Mon sourire se fait plus large à ses propos et j’ai un bref hochement de tête.

"Vous voyez, toujours tirer le meilleur parti de toute situation. Mais effectivement, pouvoir esquiver les diners à ma guise est un privilège qui me manquera une fois rentré dans l’Ouest, j’avoue. Et vous me voyez navré de vous savoir indisposée ma dame, c’est bien dommage."

J’ai personnellement fini par m’habituer à l’austérité de la chambre qu’on m’a assignée en tant que valet. Je me dis que le retour à la réalité va être quelque peu délicat mais qu’il est de toute façon inutile de m’en soucier dans l’immédiat.

Et la discussion se poursuit, visiblement sans conséquences, sans que je n’aie à entrer dans un rôle qui ne me plait guère. Celui là est facile à jouer, plaisant et me rappelle cette période insouciante qu’il me tarde presque de retrouver. Quant à savoir si je vais réellement la retrouver, c’est une autre histoire dont je me soucierais en temps utiles.

"Votre fabuleuse mémoire visuelle serait un peu moins flatteuse pour moi, je ne sais quelle option choisir au final. Enfin, je pense que je vais me contenter de retenir que j’ai réussi à vous faire impression. Bonne ou mauvaise, nous devrions bientôt être fixés non ?"

Quand elle fait mine de se faire plus sérieuse, mon sourire se fait en contrepartie mutin.

"Il faut que je fasse mine d’avoir confiance en moi ma dame, sinon je suis sûr de ne pas y arriver du tout. Et je gage que j’aurais plus de succès qu’en me montrant hésitant non ? Quant à ce que je pourrais y gagner. Voilà qui est fort intéressant et je ne vois pas pourquoi cette simple rencontre serait suffisante pour moi."

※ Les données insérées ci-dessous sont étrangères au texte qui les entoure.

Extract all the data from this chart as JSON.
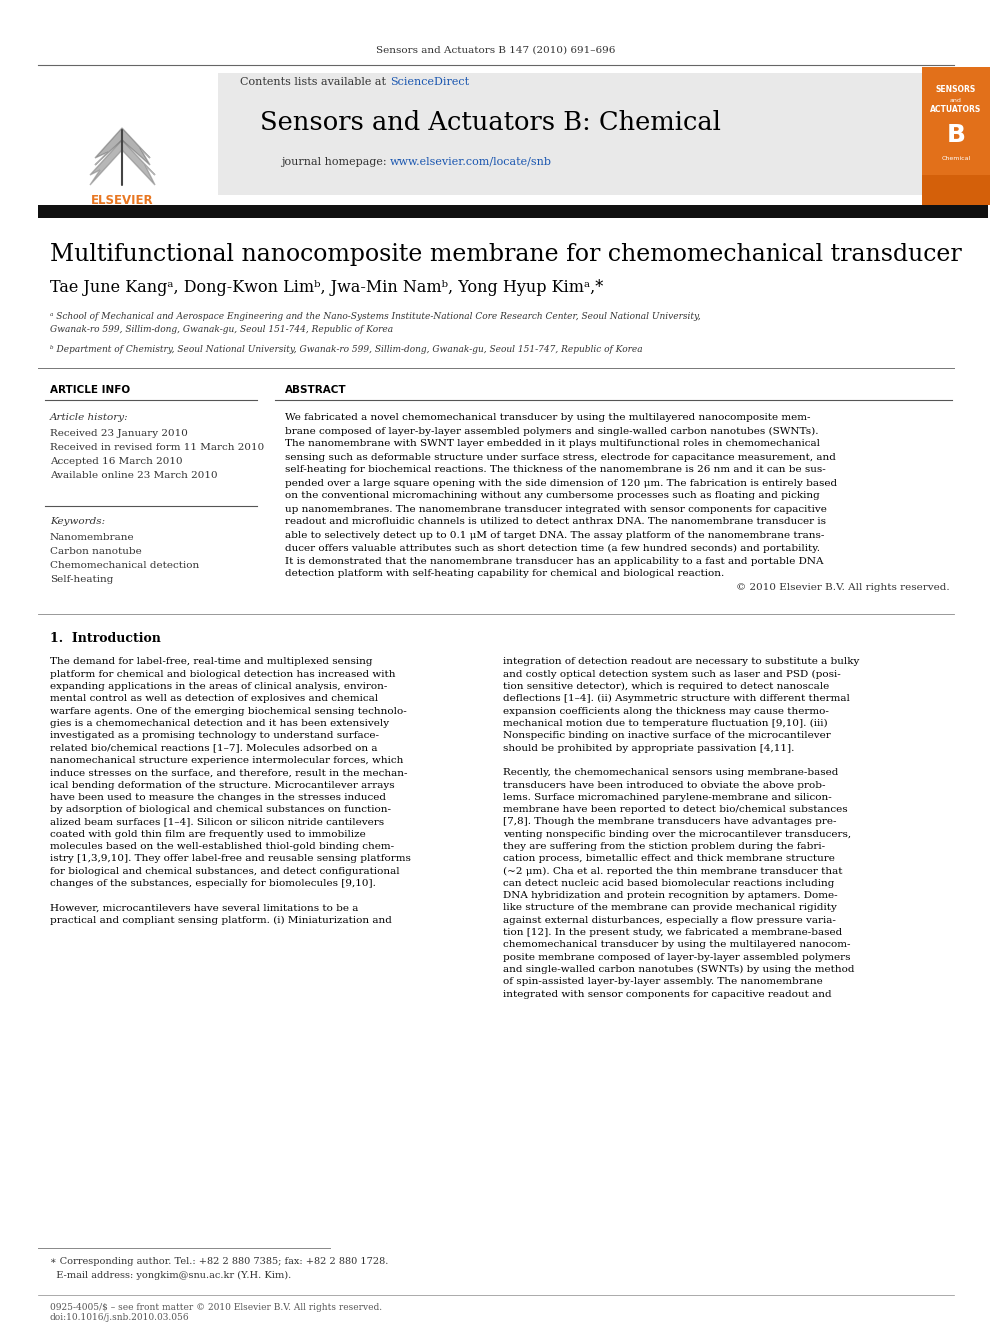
{
  "page_bg": "#ffffff",
  "top_journal_ref": "Sensors and Actuators B 147 (2010) 691–696",
  "header_bg": "#e8e8e8",
  "header_sciencedirect_color": "#1a56b0",
  "journal_title": "Sensors and Actuators B: Chemical",
  "journal_homepage_url_color": "#1a56b0",
  "article_title": "Multifunctional nanocomposite membrane for chemomechanical transducer",
  "affil_a": "ᵃ School of Mechanical and Aerospace Engineering and the Nano-Systems Institute-National Core Research Center, Seoul National University,\nGwanak-ro 599, Sillim-dong, Gwanak-gu, Seoul 151-744, Republic of Korea",
  "affil_b": "ᵇ Department of Chemistry, Seoul National University, Gwanak-ro 599, Sillim-dong, Gwanak-gu, Seoul 151-747, Republic of Korea",
  "section_article_info": "ARTICLE INFO",
  "article_history_label": "Article history:",
  "received": "Received 23 January 2010",
  "revised": "Received in revised form 11 March 2010",
  "accepted": "Accepted 16 March 2010",
  "available": "Available online 23 March 2010",
  "keywords_label": "Keywords:",
  "keywords": [
    "Nanomembrane",
    "Carbon nanotube",
    "Chemomechanical detection",
    "Self-heating"
  ],
  "section_abstract": "ABSTRACT",
  "abstract_lines": [
    "We fabricated a novel chemomechanical transducer by using the multilayered nanocomposite mem-",
    "brane composed of layer-by-layer assembled polymers and single-walled carbon nanotubes (SWNTs).",
    "The nanomembrane with SWNT layer embedded in it plays multifunctional roles in chemomechanical",
    "sensing such as deformable structure under surface stress, electrode for capacitance measurement, and",
    "self-heating for biochemical reactions. The thickness of the nanomembrane is 26 nm and it can be sus-",
    "pended over a large square opening with the side dimension of 120 μm. The fabrication is entirely based",
    "on the conventional micromachining without any cumbersome processes such as floating and picking",
    "up nanomembranes. The nanomembrane transducer integrated with sensor components for capacitive",
    "readout and microfluidic channels is utilized to detect anthrax DNA. The nanomembrane transducer is",
    "able to selectively detect up to 0.1 μM of target DNA. The assay platform of the nanomembrane trans-",
    "ducer offers valuable attributes such as short detection time (a few hundred seconds) and portability.",
    "It is demonstrated that the nanomembrane transducer has an applicability to a fast and portable DNA",
    "detection platform with self-heating capability for chemical and biological reaction.",
    "© 2010 Elsevier B.V. All rights reserved."
  ],
  "intro_title": "1.  Introduction",
  "left_intro_lines": [
    "The demand for label-free, real-time and multiplexed sensing",
    "platform for chemical and biological detection has increased with",
    "expanding applications in the areas of clinical analysis, environ-",
    "mental control as well as detection of explosives and chemical",
    "warfare agents. One of the emerging biochemical sensing technolo-",
    "gies is a chemomechanical detection and it has been extensively",
    "investigated as a promising technology to understand surface-",
    "related bio/chemical reactions [1–7]. Molecules adsorbed on a",
    "nanomechanical structure experience intermolecular forces, which",
    "induce stresses on the surface, and therefore, result in the mechan-",
    "ical bending deformation of the structure. Microcantilever arrays",
    "have been used to measure the changes in the stresses induced",
    "by adsorption of biological and chemical substances on function-",
    "alized beam surfaces [1–4]. Silicon or silicon nitride cantilevers",
    "coated with gold thin film are frequently used to immobilize",
    "molecules based on the well-established thiol-gold binding chem-",
    "istry [1,3,9,10]. They offer label-free and reusable sensing platforms",
    "for biological and chemical substances, and detect configurational",
    "changes of the substances, especially for biomolecules [9,10].",
    "",
    "However, microcantilevers have several limitations to be a",
    "practical and compliant sensing platform. (i) Miniaturization and"
  ],
  "right_intro_lines": [
    "integration of detection readout are necessary to substitute a bulky",
    "and costly optical detection system such as laser and PSD (posi-",
    "tion sensitive detector), which is required to detect nanoscale",
    "deflections [1–4]. (ii) Asymmetric structure with different thermal",
    "expansion coefficients along the thickness may cause thermo-",
    "mechanical motion due to temperature fluctuation [9,10]. (iii)",
    "Nonspecific binding on inactive surface of the microcantilever",
    "should be prohibited by appropriate passivation [4,11].",
    "",
    "Recently, the chemomechanical sensors using membrane-based",
    "transducers have been introduced to obviate the above prob-",
    "lems. Surface micromachined parylene-membrane and silicon-",
    "membrane have been reported to detect bio/chemical substances",
    "[7,8]. Though the membrane transducers have advantages pre-",
    "venting nonspecific binding over the microcantilever transducers,",
    "they are suffering from the stiction problem during the fabri-",
    "cation process, bimetallic effect and thick membrane structure",
    "(~2 μm). Cha et al. reported the thin membrane transducer that",
    "can detect nucleic acid based biomolecular reactions including",
    "DNA hybridization and protein recognition by aptamers. Dome-",
    "like structure of the membrane can provide mechanical rigidity",
    "against external disturbances, especially a flow pressure varia-",
    "tion [12]. In the present study, we fabricated a membrane-based",
    "chemomechanical transducer by using the multilayered nanocom-",
    "posite membrane composed of layer-by-layer assembled polymers",
    "and single-walled carbon nanotubes (SWNTs) by using the method",
    "of spin-assisted layer-by-layer assembly. The nanomembrane",
    "integrated with sensor components for capacitive readout and"
  ],
  "footnote_line1": "∗ Corresponding author. Tel.: +82 2 880 7385; fax: +82 2 880 1728.",
  "footnote_line2": "  E-mail address: yongkim@snu.ac.kr (Y.H. Kim).",
  "footer_line1": "0925-4005/$ – see front matter © 2010 Elsevier B.V. All rights reserved.",
  "footer_line2": "doi:10.1016/j.snb.2010.03.056",
  "elsevier_color": "#e87722"
}
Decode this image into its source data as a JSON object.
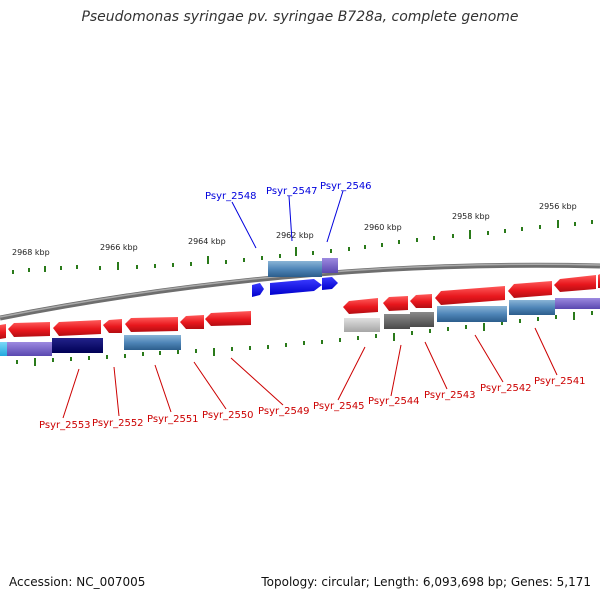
{
  "title": "Pseudomonas syringae pv. syringae B728a, complete genome",
  "accession_text": "Accession: NC_007005",
  "topology_text": "Topology: circular; Length: 6,093,698 bp; Genes: 5,171",
  "colors": {
    "forward_gene": "#e8171d",
    "reverse_gene_label": "#cc0000",
    "forward_label": "#0000dd",
    "blue_gene": "#0a0aee",
    "tick": "#2a7a1a",
    "backbone": "#777777"
  },
  "kbp_ticks": [
    {
      "label": "2956 kbp"
    },
    {
      "label": "2958 kbp"
    },
    {
      "label": "2960 kbp"
    },
    {
      "label": "2962 kbp"
    },
    {
      "label": "2964 kbp"
    },
    {
      "label": "2966 kbp"
    },
    {
      "label": "2968 kbp"
    }
  ],
  "upper_labels": [
    "Psyr_2548",
    "Psyr_2547",
    "Psyr_2546"
  ],
  "lower_labels": [
    "Psyr_2553",
    "Psyr_2552",
    "Psyr_2551",
    "Psyr_2550",
    "Psyr_2549",
    "Psyr_2545",
    "Psyr_2544",
    "Psyr_2543",
    "Psyr_2542",
    "Psyr_2541"
  ]
}
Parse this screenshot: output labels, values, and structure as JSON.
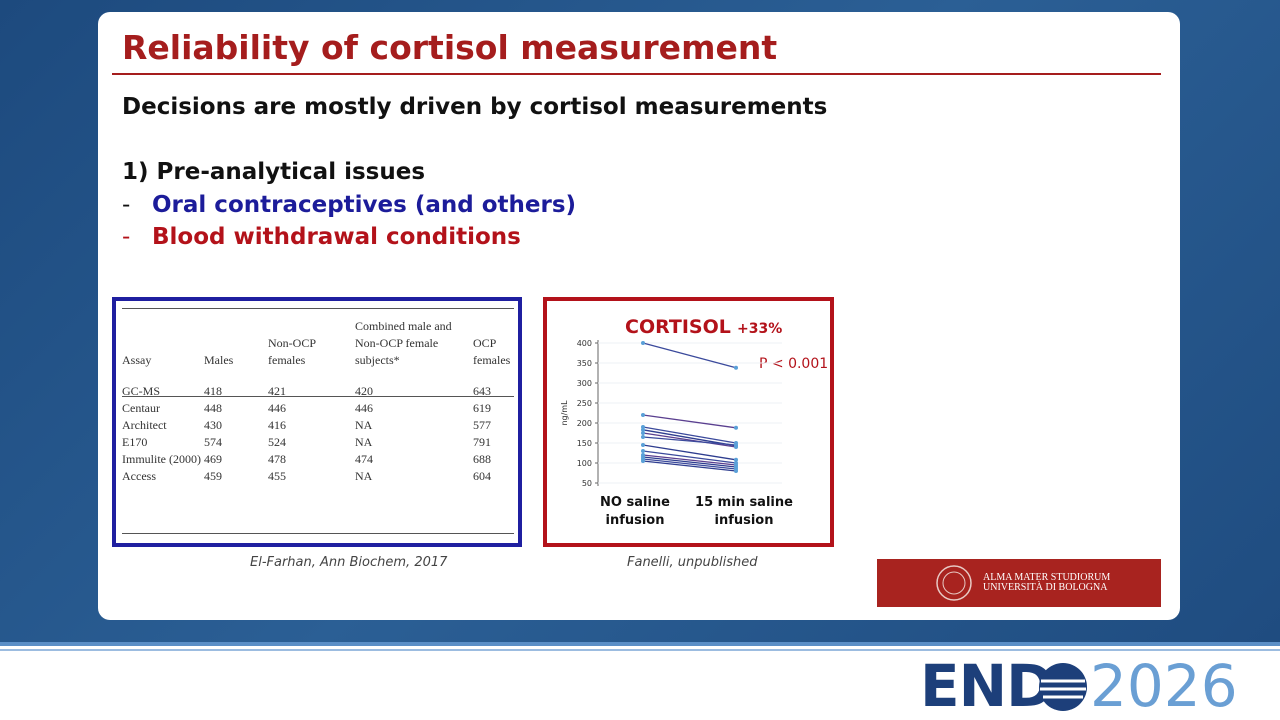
{
  "slide": {
    "title": "Reliability of cortisol measurement",
    "lead": "Decisions are mostly driven by cortisol measurements",
    "section": "1) Pre-analytical issues",
    "bullets": [
      "Oral contraceptives (and others)",
      "Blood withdrawal conditions"
    ]
  },
  "table": {
    "header": [
      "Assay",
      "Males",
      "Non-OCP females",
      "Combined male and Non-OCP female subjects*",
      "OCP females"
    ],
    "rows": [
      [
        "GC-MS",
        "418",
        "421",
        "420",
        "643"
      ],
      [
        "Centaur",
        "448",
        "446",
        "446",
        "619"
      ],
      [
        "Architect",
        "430",
        "416",
        "NA",
        "577"
      ],
      [
        "E170",
        "574",
        "524",
        "NA",
        "791"
      ],
      [
        "Immulite (2000)",
        "469",
        "478",
        "474",
        "688"
      ],
      [
        "Access",
        "459",
        "455",
        "NA",
        "604"
      ]
    ],
    "caption": "El-Farhan, Ann Biochem, 2017"
  },
  "chart_data": {
    "type": "line",
    "title": "CORTISOL",
    "annotations": [
      "+33%",
      "P < 0.001"
    ],
    "y_label": "ng/mL",
    "categories": [
      "NO saline infusion",
      "15 min saline infusion"
    ],
    "ylim": [
      50,
      400
    ],
    "yticks": [
      50,
      100,
      150,
      200,
      250,
      300,
      350,
      400
    ],
    "series": [
      {
        "color": "#3b4a9c",
        "values": [
          400,
          338
        ]
      },
      {
        "color": "#5a3f8f",
        "values": [
          220,
          188
        ]
      },
      {
        "color": "#3b4a9c",
        "values": [
          190,
          150
        ]
      },
      {
        "color": "#2e3d8f",
        "values": [
          183,
          143
        ]
      },
      {
        "color": "#5a3f8f",
        "values": [
          175,
          140
        ]
      },
      {
        "color": "#3b4a9c",
        "values": [
          165,
          145
        ]
      },
      {
        "color": "#2e3d8f",
        "values": [
          145,
          108
        ]
      },
      {
        "color": "#3b4a9c",
        "values": [
          130,
          100
        ]
      },
      {
        "color": "#5a3f8f",
        "values": [
          120,
          95
        ]
      },
      {
        "color": "#2e3d8f",
        "values": [
          115,
          90
        ]
      },
      {
        "color": "#3b4a9c",
        "values": [
          110,
          85
        ]
      },
      {
        "color": "#2e3d8f",
        "values": [
          105,
          80
        ]
      }
    ],
    "caption": "Fanelli, unpublished"
  },
  "logos": {
    "university": [
      "ALMA MATER STUDIORUM",
      "UNIVERSITÀ DI BOLOGNA"
    ],
    "conference": [
      "END",
      "2026"
    ]
  }
}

Elle retrouve le sourire à mes flatteries qui, pour le coup, ne sonnent visiblement pas trop mal. Je ne me fais même plus mine de ne pas chercher à lui plaire, sa réaction ne me donnant que plus envie de voir jusqu’où ce petit jeu peut bien aller. Et puis, j’en oublie mon épaule, mes mésaventures avec Lynara et la princesse. Que demander de plus ?

A sa répartie, je me fais presque sérieux pendant un instant avant de souffler, à mi-voix.

"Il est vrai que j’aime à relever des défis et que je me ferais un plaisir de me charger de celui-là."

Si j’arrive à donner le change, mon épaule finit tout de même par se rappeler à moi mais lady Corbois s’en amuse, tout comme moi. Elle m’aide un peu à me déplacer et, bien vite, le jeu prend une autre tournure. Qui n’est pas pour me déplaire, bien au contraire. J’ai envie d’elle et de ces moments que ses sourires et son regard semblent me promettre.

J’avoue, je ne mets pas longtemps à laisser tomber les dernières barrières de convenance, mais elle n’est pas en reste non plus. Elle me donne envie d’aller encore plus loin et la sentir nue contre moi réveille des sensations que j’avais mises de coté durant ces derniers mois.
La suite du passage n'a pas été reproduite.